El Perú de todas las “C´s”
Historiadora
¿Alguna vez se ha puesto a pensar que hay un modo particular de ser peruano? Y que para ser considerado plenamente peruano y simbólicamente tener espacios de representación dentro de la nación se debe cumplir con algunos requisitos. No es que no haya posibilidad para quien no los cumpla, pero la vida socio-política se facilita para quien encarna estos requisitos y se le complica a quienes se les dificulta hacerlo, o simplemente tienen otro mundo de tradiciones y costumbres detrás.
Para ser peruanos y tener pleno espacio como tal, debemos ser costeños, citadinos, mejor capitalinos, castellano hablantes, católicos o por lo menos cristianos, capitalistas que no necesariamente liberales, criollos de cajón y guitarra y hasta comer ceviche.
Estos elementos tienen mucho que ver con los numerosos y diferentes procesos históricos de la república peruana. Rescatemos uno, la consolidación de la nación hacia 1900 y la expansión del Estado nacional a través de una burocracia hacia la década de 1930. Aunque no plenamente efectiva, implicó mejoras en las condiciones de vida y que se generara un consenso social de querer participar de esas visibles mejoras que solo se sentían en los mundos urbanos, lo que desde las provincias, propició una suerte de himno de prosperidad social: “me voy para la capital”.
El período está marcado con un nombre, “República Aristocrática”, que aunque histórica y políticamente tuvo un inicio, 1895, y un final, 1919, desde lo simbólico marcó a los peruanos en un rango temporal más amplio. Simplemente porque en esta época se construyó “la historia” del Perú; fue el momento en que se estableció un discurso histórico oficial que abarca a todo el territorio que conocemos como Perú, único y exclusivo a todos aquellos que viven en la nación peruana. Un discurso cuya función homogenizadora fue exitosa, todos pensamos que somos iguales y no solo ante la ley. Otra cosa es la realidad.
Desde Lima, los historiadores de época fundamentaron históricamente al estado-nación peruano y sin quererlo, vincularon el centralismo político nacional con la realización del Estado. Así, tácitamente se estableció que Lima y su realidad es la del Perú, sin dudas ni murmuraciones. Y como en Lima se encuentran todos los poderes, los del Estado pero también los de la Iglesia, si se buscaba algún tipo de presencia y reconocimiento social lo mejor era ser costeño como un limeño; citadino y capitalino como un limeño; creyente del Señor de Los Milagros como un verdadero limeño y por supuesto, divertido y jaranero como un criollazo limeño que, por cierto, a las 11 am tenía que comer su ceviche para cerrar el corte.

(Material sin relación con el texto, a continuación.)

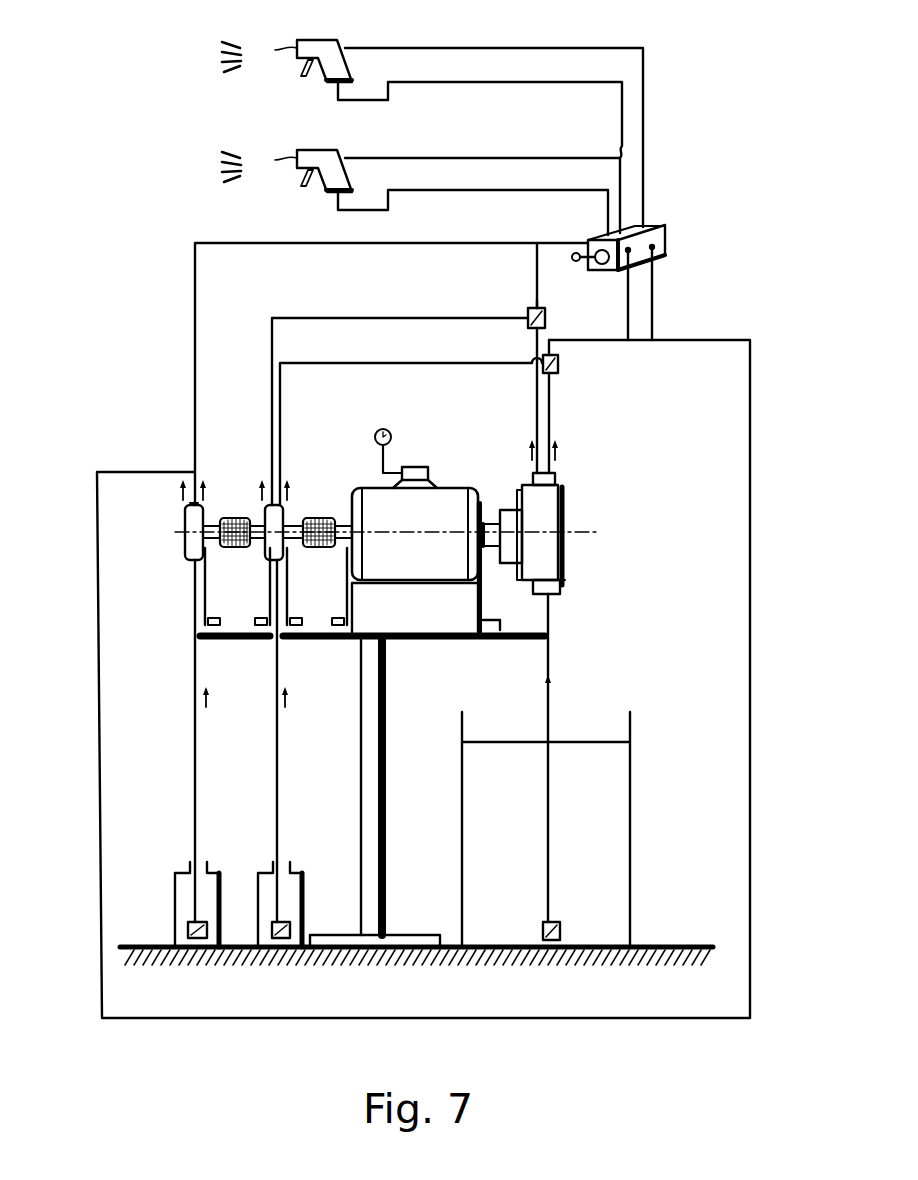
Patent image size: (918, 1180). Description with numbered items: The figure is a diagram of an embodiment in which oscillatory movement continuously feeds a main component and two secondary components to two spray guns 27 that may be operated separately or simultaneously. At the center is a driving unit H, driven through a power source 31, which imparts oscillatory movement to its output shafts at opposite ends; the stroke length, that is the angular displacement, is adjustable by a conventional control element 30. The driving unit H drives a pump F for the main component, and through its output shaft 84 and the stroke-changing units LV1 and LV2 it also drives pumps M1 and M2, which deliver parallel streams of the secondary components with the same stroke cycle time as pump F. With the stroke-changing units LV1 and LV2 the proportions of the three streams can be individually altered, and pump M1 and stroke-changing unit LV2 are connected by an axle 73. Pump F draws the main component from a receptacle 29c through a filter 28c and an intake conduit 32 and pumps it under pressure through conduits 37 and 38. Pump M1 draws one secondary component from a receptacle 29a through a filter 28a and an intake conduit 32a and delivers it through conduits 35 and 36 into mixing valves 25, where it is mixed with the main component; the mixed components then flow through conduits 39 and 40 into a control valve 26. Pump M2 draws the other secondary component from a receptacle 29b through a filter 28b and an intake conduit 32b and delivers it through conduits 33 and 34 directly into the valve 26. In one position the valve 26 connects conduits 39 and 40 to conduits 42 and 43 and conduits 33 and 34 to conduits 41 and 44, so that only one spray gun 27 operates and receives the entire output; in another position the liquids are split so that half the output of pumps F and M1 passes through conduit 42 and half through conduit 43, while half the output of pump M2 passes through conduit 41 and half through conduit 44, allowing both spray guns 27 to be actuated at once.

The spray gun 27 is at (287, 112).
The conduit 41 is at (548, 48).
The conduit 42 is at (495, 82).
The conduit 43 is at (455, 190).
The conduit 44 is at (428, 158).
The control valve 26 is at (668, 240).
The conduit 40 is at (620, 340).
The conduit 34 is at (195, 303).
The conduit 35 is at (272, 330).
The conduit 36 is at (387, 362).
The conduit 39 is at (540, 292).
The mixing valve 25 is at (545, 318).
The conduit 37 is at (537, 412).
The conduit 38 is at (549, 420).
The conduit 33 is at (750, 405).
The control element 30 is at (432, 462).
The power source 31 is at (385, 429).
The output shaft 84 is at (330, 517).
The axle 73 is at (251, 550).
The intake conduit 32 is at (549, 723).
The intake conduit 32a is at (321, 741).
The intake conduit 32b is at (195, 757).
The receptacle 29a is at (305, 880).
The receptacle 29b is at (206, 873).
The receptacle 29c is at (630, 790).
The filter 28a is at (290, 930).
The filter 28b is at (188, 930).
The filter 28c is at (560, 925).
The pump M1 is at (283, 512).
The pump M2 is at (185, 510).
The stroke-changing unit LV1 is at (312, 548).
The stroke-changing unit LV2 is at (219, 548).
The driving unit H is at (416, 570).
The pump F is at (548, 515).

Mazamorras en el pasado, turrón de Doña Pepa en adelante, un éxito total en la construcción identitaria limeña-nacional. La nación existía y tenía hasta un discurso que la legitimaba ante el conjunto de peruanos; por época, tenía que ser así: todos tenían derechos y todos eramos peruanos. Y Lima era la muestra de cómo se construía el Perú porque allí se encontraban todos los que llegaban a la capital.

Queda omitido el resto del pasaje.